AK Niederösterreich rät zur Vorsicht bei Jobangeboten von Creative Homes Immobilien GmbH

Innsbrucker Makler drängt Arbeitslose in 900 Euro teure Seminare mit wertlosem Zertifikat

St. Pölten (OTS) -

Die AK Niederösterreich rät zur Vorsicht bei Jobangeboten des Innsbrucker Immobilienmaklers Creative Homes Immobilien GmbH. Der Makler drängt Arbeitslose mit dem Versprechen auf einen Arbeitsplatz, firmeneigene Seminare zu besuchen – die Kosten von 900 Euro müssen die Arbeitslosen tragen.
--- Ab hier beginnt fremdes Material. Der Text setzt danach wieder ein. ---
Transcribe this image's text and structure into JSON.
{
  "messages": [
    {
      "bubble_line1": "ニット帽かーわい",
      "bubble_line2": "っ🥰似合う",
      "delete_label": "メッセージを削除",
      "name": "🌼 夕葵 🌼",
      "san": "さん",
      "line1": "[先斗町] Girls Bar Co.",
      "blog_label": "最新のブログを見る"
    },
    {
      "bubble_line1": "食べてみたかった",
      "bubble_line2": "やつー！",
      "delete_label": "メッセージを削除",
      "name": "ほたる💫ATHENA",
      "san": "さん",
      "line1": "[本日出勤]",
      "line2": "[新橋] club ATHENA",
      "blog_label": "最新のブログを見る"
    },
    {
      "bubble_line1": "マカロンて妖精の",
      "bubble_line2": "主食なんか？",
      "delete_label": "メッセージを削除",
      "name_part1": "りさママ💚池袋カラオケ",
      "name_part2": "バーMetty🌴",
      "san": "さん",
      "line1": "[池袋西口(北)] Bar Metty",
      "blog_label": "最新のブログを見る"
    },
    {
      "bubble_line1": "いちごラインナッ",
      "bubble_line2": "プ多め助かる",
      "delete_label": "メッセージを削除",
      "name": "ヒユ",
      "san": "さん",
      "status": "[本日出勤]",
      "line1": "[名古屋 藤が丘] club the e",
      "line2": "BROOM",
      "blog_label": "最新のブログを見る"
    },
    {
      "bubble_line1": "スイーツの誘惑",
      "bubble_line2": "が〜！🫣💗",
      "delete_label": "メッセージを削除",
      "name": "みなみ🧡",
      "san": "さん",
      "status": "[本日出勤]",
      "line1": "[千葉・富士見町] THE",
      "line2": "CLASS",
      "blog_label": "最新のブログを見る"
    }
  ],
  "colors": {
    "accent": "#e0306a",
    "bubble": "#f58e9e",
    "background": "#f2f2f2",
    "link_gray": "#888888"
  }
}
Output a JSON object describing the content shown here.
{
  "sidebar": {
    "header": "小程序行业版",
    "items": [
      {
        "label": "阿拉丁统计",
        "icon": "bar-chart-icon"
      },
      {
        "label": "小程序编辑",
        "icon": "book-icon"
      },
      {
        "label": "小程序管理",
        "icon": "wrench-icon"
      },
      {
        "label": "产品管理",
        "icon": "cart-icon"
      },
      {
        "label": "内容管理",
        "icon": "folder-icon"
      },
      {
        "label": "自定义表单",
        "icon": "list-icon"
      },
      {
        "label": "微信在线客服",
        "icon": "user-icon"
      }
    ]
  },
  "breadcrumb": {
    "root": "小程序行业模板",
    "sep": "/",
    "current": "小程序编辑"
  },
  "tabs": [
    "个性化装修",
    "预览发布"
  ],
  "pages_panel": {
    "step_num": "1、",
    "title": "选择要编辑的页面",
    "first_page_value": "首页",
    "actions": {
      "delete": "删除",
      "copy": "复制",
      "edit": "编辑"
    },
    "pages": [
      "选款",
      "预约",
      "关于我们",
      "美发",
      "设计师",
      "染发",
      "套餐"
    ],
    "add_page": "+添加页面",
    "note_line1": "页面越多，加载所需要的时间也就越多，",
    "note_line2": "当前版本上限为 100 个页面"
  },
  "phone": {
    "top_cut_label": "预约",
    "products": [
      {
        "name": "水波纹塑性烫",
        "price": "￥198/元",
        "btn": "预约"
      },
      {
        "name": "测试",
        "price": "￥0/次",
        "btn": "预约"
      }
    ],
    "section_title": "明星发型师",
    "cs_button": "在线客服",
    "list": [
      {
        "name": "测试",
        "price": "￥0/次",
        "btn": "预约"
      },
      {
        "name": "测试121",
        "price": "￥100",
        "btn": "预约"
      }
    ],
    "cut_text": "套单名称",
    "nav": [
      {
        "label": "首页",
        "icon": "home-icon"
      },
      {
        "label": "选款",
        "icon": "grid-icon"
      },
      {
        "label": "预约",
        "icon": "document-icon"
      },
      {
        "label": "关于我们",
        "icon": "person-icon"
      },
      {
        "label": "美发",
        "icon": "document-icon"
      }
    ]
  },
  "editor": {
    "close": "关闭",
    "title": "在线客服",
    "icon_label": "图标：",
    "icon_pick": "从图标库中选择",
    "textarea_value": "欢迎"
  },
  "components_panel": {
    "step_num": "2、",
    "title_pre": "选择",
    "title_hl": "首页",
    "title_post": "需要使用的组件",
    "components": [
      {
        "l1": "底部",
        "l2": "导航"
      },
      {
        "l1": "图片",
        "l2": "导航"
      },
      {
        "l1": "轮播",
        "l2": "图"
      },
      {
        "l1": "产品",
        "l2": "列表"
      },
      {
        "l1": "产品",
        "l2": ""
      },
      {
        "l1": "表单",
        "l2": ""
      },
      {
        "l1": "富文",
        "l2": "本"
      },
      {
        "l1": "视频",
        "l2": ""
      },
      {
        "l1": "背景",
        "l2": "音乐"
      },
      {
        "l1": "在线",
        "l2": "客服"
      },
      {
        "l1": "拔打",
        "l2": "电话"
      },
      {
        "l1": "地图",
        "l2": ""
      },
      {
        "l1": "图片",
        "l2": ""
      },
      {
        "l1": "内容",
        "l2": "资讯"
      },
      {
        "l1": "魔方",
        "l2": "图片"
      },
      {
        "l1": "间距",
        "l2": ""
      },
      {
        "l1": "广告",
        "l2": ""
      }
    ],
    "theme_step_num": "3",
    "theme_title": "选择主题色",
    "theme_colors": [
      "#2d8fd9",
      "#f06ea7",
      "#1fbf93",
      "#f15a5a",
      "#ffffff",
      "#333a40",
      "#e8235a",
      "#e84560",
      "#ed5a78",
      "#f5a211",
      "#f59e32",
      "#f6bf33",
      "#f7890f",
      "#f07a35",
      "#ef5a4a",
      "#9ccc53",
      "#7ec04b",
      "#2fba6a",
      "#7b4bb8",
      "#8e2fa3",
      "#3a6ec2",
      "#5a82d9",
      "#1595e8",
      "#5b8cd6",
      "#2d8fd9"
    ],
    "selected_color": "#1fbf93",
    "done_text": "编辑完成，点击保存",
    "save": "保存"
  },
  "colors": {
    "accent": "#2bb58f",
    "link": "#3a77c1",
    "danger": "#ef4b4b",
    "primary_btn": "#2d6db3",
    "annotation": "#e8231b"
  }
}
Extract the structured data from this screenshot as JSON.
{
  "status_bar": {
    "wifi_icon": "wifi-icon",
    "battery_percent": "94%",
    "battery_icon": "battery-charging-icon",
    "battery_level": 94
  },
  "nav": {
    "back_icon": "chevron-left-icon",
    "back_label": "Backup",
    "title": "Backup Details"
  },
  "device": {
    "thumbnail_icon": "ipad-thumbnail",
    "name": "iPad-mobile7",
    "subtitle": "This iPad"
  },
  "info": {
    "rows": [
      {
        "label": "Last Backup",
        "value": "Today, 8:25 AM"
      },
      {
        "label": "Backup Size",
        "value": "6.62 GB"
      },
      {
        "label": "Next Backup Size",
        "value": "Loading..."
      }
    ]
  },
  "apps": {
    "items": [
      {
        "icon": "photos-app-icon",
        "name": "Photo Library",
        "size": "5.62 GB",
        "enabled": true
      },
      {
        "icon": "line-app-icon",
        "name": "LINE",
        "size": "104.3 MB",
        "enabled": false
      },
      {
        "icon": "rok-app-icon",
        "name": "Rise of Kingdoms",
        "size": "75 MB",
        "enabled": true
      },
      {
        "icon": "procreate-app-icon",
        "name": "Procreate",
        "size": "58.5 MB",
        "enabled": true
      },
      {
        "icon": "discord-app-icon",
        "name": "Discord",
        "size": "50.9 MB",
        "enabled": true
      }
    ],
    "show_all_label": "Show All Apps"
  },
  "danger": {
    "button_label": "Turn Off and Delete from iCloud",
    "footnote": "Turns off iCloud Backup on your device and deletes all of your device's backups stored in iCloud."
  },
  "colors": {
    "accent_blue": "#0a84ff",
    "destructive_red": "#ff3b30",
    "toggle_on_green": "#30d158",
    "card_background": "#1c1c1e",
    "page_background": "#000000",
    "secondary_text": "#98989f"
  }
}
Ein Niederösterreicher stieg auf das Angebot ein. Und wurde nach nicht einmal einem Monat gekündigt. 

„Ich fass es immer noch nicht, dass das in Österreich möglich ist“. Karl S. (Name von der Redaktion geändert) aus dem Bezirk Scheibbs hatte sich im Februar von einem Inserat von Creative Homes Immobilien GmbH (CHI) locken lassen. „Bedingung war, dass ich ein zweitägiges firmeninternes Seminar um 900 Euro in Innsbruck besuche“, schildert er. „Dafür wurde mir auch eine Stelle zugesagt.“ 

Nach dem Seminar gab es ein firmeneigenes Zertifikat und eine geringfügige Anstellung um 400 Euro. „Dafür sollte ich auf Online-Plattformen Immobilienangebote aus dem östlichen Niederösterreichs heraussuchen, die nicht von Maklern waren und sie in die Zentrale schicken“, schildert der 54-Jährige seine Tätigkeit. Die Zentrale sollte ihn dann mit Geschäftsanbahnungen beauftragen, für die er im Erfolgsfall Provisionen bekäme. S. meldete Dutzende Immobilien. Lediglich drei Anbahnungstermine wurden an ihn weitergeleitet und immer wieder verschoben. Die Firma kündigte S., kurz bevor das Probemonat vorbei war. Die Adressen, die S. recherchiert hatte, behielt das Unternehmen. 

Für den Arbeitssuchenden wurde das Abenteuer ein Minusgeschäft: „Das Seminar mit Anreisekosten und Hotel hat mich um die 1.000 Euro gekostet, bekommen hab ich nur 400 Euro. Und das Zertifikat von CHI wird von anderen Immobilienmaklern nicht anerkannt.“ 

S. ist laut eigenen Beobachtungen kein Einzelfall: „Von den zehn Leuten, die mit mir das Seminar gemacht haben und aufgenommen wurden, war nach dem Probemonat nur einer übrig.“ 

„Horrendes Geld für ein wertloses Einsteigerseminar verlangen und die Leute dann bei der ersten Gelegenheit kündigen, ist Abzocke von Arbeitslosen“, kritisiert AK Niederösterreich-Expertin Sabine Holler-Mondl. „Diese Vorgangsweise ist in der Branche nicht üblich.“ Sie rät zur Vorsicht bei Jobangeboten dieser Firma und bei ähnlichen Vorgangsweisen. 

Für Betroffene sei die Gefahr groß, auf den Kosten sitzen zu bleiben. Verlangt eine Firma von BewerberInnen, dass sie vor Beginn der Beschäftigung eine kostenpflichtige Ausbildung absolvieren, können Betroffene die Kosten von der Firma leider nicht zurückverlangen, wenn sie gekündigt werden, wenn das nicht extra vereinbart wird.